Wading through Marshland in the search for atonement

Wading through Marshland in the search for atonement

Joyce Glasser reviews Marshland (La Isla Minima)

Marshland (La isla minima) is a tightly directed, tense and atmospheric thriller that seems to aspire to something greater than it delivers. The unique setting in the marshlands of Andalusia and the relationship between two ideologically opposed Madrid detectives are superb. The film, however, which resembles nothing if not the series, True Detective, gets bogged down by that familiar staple of television series and films alike: the grisly hunt for a serial killer.
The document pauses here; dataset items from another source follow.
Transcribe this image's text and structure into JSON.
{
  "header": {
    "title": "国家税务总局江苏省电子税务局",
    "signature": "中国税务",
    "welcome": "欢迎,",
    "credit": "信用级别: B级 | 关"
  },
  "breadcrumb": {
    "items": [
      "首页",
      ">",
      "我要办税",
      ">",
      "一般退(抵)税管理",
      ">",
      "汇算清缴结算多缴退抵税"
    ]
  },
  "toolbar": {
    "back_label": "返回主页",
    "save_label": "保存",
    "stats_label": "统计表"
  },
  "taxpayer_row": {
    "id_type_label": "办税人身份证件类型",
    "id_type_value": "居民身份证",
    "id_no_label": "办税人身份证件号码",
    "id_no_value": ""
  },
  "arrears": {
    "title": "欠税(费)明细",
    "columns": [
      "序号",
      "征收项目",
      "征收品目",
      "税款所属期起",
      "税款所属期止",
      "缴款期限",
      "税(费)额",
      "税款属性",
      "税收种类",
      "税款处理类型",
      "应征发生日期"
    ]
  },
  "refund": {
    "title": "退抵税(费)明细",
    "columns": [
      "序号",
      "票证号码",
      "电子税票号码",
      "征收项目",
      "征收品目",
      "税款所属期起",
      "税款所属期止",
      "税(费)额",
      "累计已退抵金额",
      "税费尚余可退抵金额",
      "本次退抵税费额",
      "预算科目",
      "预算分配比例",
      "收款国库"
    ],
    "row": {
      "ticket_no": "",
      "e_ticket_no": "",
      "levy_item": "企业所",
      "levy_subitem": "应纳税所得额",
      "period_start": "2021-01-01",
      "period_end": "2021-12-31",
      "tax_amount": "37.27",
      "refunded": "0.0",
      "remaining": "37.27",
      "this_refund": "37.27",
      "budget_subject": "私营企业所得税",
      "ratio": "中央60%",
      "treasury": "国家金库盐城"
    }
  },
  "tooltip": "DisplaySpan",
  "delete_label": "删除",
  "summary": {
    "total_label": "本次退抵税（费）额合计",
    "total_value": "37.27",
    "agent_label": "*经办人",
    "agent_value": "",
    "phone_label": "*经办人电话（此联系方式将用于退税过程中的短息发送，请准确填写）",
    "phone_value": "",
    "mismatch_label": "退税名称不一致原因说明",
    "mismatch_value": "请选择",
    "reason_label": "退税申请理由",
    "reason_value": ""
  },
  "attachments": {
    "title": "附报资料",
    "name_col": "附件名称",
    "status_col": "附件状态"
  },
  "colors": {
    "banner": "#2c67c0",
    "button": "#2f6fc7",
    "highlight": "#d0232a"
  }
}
Director Alberto Rodriquez (who co-wrote the screenplay with his regular co-writer Rafael Cobos) and cinematographer Alex Catalán minimise this shortcoming with their stunning cinematic language. The visceral location shooting in the Guadalquivir Marshes (including very effective aerial shots) is supported by the perfect casting. Pedro Suarez (Raúl Arévalo) is a cop with Republican leanings and a pregnant wife waiting for him in Madrid. Juan Robles (Javier Gutiérrez), is a veteran cop who was doing more than protecting the public under Franco’s dictatorship.

As in True Detective, the rapport between the two cops is distant but professional. It is 1980, and while the divisions that began in the Spanish Civil War are still running deep on both fronts, Franco is dead and Spain has been reunited under a fledgling constitutional monarchy for the last five years. The country has been left to bury the hatchet, but never has, and certainly hadn’t in 1980. Pedro and Juan are focusing their efforts on finding two teenage girls who have disappeared. In the corrupt and un-cooperative environment where the locals hold the Madrid cops in contempt, other girls have gone missing with no investigations. But one family wants answers.

Upon arrival at their basic hotel, Pedro speaks to his wife in hushed tones and then decides to retire early, while Juan has a hearty dinner. Juan seems to have no attachments other than those he makes in the bars he frequents. His penchant for alcohol, greasy food, late nights and loose women, despite a serious health problem, marks him as a man wary of life and running out of reasons to live.  We discover that what keeps him going is a quest for atonement.

The socio-political undercurrent which surfaces so powerfully at the end is lost in the police procedural more than subtly requires. And gripping though it is with a creepy assortment of regional characters, this is a procedural rife with clichés. Most noticeably, the women are property; the girls are young harlots and one-dimensional victims; while most of the men are ignorant monsters. A journalist (Manolo Solo) emerges to help Pedro but otherwise, Pedro is on his own in a hostile environment. That being said, the rain drenched climax in which Juan makes a final stab at atonement is enough to give Marshland the wow factor – not to mention a shelf full of Goya Awards.